The World Cup of M2M? Not quite

Published by Telefónica m2m Team m2m General, Consumer Electronics

With the attention of the world slowly shifting towards Brazil, the country where football is religion prepares to host in a matter of days the FIFA World Cup Tournament, we want to scrutinize FIFA’s use of technology and whether they have tapped into the vast possibilities IoT has to offer.

Two summers ago, during the 2012 Olympics, we did talk about how relevantly M2M technologies impacted the celebration of the event for the better.

The Olympic Games and the World Cup are the two biggest sports events in the world. So how do they compare in use of technology? They could not be more different.

Whereas the IOC is keen on innovation and applying it to the worldwide event, FIFA maintain a monolithic “old school” view of technology as something foreign that could harm part of the magic in the game.

UEFA president Michel Platini is a defender of some limited use of technology in football. The boss of the European football association, the most influential core member of FIFA, has managed to push forward an English FA Proposal to use goal line technology to assist refereeing despite internal resistance to change.

Two systems for goal line assistance have been approved by FIFA: one based on cameras like the already well known HawkEye (already massively successful in cricket and tennis) or the soon to become famous GoalControl on the one hand and another based on electromagnetics from GoalRef.

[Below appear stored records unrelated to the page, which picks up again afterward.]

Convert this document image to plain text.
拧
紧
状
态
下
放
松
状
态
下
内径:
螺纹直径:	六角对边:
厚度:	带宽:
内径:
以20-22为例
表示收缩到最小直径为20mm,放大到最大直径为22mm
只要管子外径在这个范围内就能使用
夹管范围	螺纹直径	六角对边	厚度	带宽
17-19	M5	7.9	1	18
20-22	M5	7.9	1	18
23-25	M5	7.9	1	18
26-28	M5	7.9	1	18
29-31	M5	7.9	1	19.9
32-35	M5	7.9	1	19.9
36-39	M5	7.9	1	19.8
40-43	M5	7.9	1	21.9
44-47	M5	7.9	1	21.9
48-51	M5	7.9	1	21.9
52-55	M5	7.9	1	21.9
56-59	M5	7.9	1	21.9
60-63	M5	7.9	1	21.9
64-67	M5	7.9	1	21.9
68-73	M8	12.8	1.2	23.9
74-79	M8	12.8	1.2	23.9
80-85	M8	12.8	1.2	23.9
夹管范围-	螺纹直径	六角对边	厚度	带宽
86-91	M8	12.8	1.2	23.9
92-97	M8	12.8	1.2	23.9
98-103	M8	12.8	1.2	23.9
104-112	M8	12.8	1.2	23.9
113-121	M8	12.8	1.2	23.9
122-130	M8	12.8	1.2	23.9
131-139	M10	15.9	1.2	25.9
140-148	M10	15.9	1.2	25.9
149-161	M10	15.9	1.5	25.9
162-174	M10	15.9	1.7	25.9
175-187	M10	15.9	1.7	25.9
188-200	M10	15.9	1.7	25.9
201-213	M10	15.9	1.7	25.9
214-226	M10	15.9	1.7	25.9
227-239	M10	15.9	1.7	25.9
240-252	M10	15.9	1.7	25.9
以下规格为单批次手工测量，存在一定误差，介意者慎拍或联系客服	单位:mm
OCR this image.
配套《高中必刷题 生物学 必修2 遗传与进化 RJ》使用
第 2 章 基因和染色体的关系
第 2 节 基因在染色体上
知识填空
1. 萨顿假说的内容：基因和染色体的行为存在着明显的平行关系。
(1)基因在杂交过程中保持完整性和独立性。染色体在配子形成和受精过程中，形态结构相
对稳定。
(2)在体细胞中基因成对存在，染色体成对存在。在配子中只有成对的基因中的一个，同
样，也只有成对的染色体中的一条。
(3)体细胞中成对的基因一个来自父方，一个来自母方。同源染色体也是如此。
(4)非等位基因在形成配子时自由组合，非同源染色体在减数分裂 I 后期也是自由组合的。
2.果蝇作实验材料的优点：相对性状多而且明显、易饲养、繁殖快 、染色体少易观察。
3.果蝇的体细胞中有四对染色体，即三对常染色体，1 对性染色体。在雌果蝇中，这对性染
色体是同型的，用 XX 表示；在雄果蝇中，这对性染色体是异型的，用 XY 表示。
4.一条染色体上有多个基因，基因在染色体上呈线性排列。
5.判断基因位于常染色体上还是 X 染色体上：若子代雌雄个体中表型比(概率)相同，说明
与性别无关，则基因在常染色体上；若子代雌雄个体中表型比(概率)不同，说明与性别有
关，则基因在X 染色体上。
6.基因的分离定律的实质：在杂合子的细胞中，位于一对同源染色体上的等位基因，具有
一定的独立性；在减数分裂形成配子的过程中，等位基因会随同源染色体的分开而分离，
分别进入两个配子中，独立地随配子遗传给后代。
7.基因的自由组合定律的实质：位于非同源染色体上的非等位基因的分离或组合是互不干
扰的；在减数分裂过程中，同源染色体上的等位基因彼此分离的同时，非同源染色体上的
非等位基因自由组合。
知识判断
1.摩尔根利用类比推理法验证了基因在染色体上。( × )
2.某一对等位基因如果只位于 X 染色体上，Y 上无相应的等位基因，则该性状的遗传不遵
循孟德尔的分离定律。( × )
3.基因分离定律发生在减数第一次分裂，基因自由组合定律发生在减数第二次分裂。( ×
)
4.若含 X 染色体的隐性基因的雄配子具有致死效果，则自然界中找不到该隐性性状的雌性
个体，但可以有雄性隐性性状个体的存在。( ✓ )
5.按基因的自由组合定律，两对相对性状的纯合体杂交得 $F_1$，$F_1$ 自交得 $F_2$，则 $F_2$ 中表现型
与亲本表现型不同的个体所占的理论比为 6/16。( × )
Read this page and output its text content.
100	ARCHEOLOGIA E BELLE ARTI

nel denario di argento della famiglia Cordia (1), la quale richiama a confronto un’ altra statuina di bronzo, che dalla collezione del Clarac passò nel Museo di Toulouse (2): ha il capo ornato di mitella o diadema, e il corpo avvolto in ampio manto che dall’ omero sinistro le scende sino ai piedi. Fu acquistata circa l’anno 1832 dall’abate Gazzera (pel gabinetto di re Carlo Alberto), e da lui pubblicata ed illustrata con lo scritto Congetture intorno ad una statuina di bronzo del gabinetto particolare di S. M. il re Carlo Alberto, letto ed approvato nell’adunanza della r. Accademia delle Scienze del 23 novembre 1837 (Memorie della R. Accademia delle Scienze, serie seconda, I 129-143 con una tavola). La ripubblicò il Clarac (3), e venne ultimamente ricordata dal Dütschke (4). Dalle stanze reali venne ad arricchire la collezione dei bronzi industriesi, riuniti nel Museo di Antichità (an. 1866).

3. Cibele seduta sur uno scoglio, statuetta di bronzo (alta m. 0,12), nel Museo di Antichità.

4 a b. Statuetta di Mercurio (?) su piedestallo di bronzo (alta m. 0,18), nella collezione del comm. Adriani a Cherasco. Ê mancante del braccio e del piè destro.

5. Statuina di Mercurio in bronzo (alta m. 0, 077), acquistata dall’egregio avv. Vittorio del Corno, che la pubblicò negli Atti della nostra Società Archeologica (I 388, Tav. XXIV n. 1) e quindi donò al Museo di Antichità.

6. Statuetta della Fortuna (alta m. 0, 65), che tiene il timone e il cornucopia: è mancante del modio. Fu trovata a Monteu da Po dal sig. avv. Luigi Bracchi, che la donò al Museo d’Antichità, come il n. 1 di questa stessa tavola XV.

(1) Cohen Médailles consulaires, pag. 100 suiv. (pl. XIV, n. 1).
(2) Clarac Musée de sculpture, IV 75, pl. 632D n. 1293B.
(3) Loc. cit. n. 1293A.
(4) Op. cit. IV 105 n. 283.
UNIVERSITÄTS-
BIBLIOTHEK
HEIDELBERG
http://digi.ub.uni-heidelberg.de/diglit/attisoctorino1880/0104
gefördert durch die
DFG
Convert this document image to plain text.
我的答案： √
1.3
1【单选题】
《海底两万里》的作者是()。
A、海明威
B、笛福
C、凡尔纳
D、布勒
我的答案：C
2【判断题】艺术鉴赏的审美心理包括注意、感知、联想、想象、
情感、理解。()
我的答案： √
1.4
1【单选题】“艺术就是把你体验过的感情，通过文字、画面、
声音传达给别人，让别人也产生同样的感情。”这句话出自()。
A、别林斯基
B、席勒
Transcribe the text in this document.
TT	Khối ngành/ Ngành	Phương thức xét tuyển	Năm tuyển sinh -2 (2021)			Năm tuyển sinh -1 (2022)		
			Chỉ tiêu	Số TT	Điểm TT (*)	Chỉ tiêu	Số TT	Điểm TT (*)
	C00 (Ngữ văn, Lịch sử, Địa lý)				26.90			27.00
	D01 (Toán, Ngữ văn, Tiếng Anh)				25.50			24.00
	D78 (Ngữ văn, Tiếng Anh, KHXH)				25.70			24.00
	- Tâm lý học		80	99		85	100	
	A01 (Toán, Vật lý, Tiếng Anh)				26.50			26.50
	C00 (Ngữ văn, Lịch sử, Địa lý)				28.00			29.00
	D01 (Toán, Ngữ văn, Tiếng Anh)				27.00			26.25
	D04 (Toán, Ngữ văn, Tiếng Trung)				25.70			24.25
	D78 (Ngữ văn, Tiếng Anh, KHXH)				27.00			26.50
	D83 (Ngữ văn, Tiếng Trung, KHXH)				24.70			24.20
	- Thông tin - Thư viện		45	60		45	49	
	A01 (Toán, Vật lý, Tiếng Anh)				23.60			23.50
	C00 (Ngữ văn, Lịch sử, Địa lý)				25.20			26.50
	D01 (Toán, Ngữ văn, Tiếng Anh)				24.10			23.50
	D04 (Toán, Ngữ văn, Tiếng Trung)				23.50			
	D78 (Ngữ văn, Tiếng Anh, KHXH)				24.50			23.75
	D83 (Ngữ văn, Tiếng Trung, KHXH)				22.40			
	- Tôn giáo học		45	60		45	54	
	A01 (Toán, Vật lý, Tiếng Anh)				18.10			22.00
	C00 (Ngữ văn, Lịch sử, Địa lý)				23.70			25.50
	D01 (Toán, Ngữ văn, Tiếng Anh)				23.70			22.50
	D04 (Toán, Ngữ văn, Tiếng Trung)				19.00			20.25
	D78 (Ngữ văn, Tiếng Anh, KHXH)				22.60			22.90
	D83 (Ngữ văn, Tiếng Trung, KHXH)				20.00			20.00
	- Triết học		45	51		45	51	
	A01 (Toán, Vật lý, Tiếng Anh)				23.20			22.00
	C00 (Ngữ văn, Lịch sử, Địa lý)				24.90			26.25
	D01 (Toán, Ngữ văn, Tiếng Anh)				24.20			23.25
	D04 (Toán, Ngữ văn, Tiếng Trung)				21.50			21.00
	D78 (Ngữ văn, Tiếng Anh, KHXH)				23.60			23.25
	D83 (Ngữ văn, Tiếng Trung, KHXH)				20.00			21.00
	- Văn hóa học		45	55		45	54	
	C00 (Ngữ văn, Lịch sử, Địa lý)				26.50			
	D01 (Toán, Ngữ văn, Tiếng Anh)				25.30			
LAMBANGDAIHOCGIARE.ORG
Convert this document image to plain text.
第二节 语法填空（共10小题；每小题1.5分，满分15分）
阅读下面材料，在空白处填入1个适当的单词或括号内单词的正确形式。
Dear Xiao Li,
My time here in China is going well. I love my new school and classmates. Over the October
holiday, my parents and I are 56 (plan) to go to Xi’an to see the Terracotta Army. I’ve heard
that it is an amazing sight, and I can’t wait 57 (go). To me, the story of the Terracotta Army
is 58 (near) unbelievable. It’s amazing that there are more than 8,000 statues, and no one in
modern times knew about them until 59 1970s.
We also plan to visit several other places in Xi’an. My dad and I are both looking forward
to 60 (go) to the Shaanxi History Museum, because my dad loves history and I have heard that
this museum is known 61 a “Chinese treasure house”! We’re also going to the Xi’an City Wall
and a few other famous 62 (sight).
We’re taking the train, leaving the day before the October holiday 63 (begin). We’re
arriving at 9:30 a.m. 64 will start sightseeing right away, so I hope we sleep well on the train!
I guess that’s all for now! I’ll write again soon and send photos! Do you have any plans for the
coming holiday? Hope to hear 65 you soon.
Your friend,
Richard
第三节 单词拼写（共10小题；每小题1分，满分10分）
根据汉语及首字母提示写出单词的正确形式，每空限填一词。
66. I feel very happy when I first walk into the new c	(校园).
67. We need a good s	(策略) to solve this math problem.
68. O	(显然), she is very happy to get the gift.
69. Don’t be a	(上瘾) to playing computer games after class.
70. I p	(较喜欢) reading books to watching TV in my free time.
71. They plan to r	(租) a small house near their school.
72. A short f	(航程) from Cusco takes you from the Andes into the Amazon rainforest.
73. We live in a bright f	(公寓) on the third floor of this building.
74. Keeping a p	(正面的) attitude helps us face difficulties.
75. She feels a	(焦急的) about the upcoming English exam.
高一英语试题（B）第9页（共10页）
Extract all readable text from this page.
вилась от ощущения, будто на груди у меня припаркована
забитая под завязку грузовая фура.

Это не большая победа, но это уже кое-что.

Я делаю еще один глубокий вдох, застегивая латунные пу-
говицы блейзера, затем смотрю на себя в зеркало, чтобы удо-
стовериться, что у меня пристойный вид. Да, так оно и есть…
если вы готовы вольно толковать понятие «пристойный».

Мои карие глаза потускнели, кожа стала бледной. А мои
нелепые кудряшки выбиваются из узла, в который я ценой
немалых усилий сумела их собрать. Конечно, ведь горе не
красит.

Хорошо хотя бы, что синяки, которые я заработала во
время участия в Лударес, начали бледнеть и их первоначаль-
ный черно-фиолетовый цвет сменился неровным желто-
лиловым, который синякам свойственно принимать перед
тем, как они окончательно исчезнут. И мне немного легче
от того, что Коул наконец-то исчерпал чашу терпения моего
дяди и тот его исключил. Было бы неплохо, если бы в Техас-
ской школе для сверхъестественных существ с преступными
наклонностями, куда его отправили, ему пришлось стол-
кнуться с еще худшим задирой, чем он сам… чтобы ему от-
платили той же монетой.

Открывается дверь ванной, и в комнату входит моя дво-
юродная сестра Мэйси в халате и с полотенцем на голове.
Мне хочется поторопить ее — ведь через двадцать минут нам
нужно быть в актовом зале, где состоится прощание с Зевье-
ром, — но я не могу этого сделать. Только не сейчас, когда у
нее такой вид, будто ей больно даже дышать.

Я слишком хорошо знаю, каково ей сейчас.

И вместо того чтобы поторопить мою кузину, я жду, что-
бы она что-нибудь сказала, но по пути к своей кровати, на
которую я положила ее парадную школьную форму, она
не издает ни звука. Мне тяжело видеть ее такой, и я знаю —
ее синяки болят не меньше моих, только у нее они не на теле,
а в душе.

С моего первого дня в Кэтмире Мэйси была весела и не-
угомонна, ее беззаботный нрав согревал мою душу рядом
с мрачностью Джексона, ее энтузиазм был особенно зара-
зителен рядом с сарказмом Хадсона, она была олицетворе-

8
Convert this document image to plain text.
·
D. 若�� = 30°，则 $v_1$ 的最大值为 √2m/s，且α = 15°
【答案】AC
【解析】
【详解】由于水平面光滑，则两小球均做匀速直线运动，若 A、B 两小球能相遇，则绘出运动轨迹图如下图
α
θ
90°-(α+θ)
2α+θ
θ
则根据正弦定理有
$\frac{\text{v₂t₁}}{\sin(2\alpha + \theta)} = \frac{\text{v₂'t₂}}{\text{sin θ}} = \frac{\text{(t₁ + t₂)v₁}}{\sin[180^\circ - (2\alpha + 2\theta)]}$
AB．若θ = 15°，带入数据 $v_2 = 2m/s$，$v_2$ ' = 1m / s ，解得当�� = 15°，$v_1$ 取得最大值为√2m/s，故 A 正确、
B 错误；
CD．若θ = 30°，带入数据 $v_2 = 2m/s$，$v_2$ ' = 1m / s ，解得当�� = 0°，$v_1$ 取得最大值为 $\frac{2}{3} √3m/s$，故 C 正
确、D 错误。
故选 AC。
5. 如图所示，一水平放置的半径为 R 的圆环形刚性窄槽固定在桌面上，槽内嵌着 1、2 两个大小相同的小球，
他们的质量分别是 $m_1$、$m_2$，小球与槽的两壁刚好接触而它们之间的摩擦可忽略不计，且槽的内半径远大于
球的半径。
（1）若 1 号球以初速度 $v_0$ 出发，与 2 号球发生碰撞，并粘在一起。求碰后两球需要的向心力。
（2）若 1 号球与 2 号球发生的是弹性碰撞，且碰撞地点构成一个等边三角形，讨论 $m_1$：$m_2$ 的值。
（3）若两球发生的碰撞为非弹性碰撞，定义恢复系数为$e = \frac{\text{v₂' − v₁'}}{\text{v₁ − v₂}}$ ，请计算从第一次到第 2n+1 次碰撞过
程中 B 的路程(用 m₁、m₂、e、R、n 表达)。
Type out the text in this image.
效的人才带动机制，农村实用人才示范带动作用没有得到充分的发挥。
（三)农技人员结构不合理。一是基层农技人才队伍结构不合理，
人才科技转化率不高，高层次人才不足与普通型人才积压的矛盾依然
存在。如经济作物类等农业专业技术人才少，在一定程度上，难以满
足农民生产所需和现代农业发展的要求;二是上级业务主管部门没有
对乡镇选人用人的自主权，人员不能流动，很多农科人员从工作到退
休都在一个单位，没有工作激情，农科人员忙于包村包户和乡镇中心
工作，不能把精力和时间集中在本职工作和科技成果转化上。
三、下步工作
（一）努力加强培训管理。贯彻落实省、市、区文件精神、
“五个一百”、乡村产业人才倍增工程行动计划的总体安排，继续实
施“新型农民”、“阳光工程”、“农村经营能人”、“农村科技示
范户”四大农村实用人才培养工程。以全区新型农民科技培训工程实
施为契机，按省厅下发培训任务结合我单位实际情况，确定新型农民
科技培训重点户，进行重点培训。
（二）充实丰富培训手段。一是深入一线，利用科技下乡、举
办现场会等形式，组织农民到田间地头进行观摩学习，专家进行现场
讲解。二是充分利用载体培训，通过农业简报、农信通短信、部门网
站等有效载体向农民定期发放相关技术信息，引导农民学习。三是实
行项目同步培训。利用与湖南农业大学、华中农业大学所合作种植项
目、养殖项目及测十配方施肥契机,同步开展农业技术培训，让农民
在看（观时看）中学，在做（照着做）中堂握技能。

GoalRef relies on low radiation electromagnetic fields installed beneath the goal surface, and wiring set inside the ball (adaptable to any modern football) plus an encrypted connection between the data hub and the referee’s wrist watch. If a so called “ghost goal” occurs, one that cannot be called with the human eye without doubts, the new technology can give the referee precise information to make the right call. Referees will gain real time assistance

The equally effective camera based solution selected for this World Cup is GoalControl. It is based on 7 high speed cameras strategically located that follow the position of the ball in every moment relaying the detected position of coordinates to a central server that in the event of a controversial play provide the referee with precise information of whether the play is a goal or not within one second through an encrypted message to his watch.

A type of the M2M wearables that is bound to become central in usefulness for players, clubs and supporters alike are the combination of connected clothes and how they tie into Big Data.

Still only being marginally used, most top flight teams have crews that monitor player interaction in a match using sensors or with camera systems that track player moves. This footage/data is restricted club material and is later used by the coaching staff to assess players on tactics and moves.

In the future (already available) M2M technology may provide heat maps, possession stats, and team and player information compiled with sensors in the players’ boots and jerseys. The only reason blocking this is FIFA’s unwillingness to allow technology to enrich the game.

But times change and even FIFA once unmovable view of technological blockade is coming to an end. Maybe it is too late to be enjoyed in this World Cup but the future will give spectators and TV audiences real time in depth analytical information of how well a team or a player is performing (or not). This customized sports broadcast that provide rich and useful real-time information directly to viewers’ phones or tablets will allow us to enjoy a richer viewing experience that other sports like NFL Football or Formula 1 already make use of.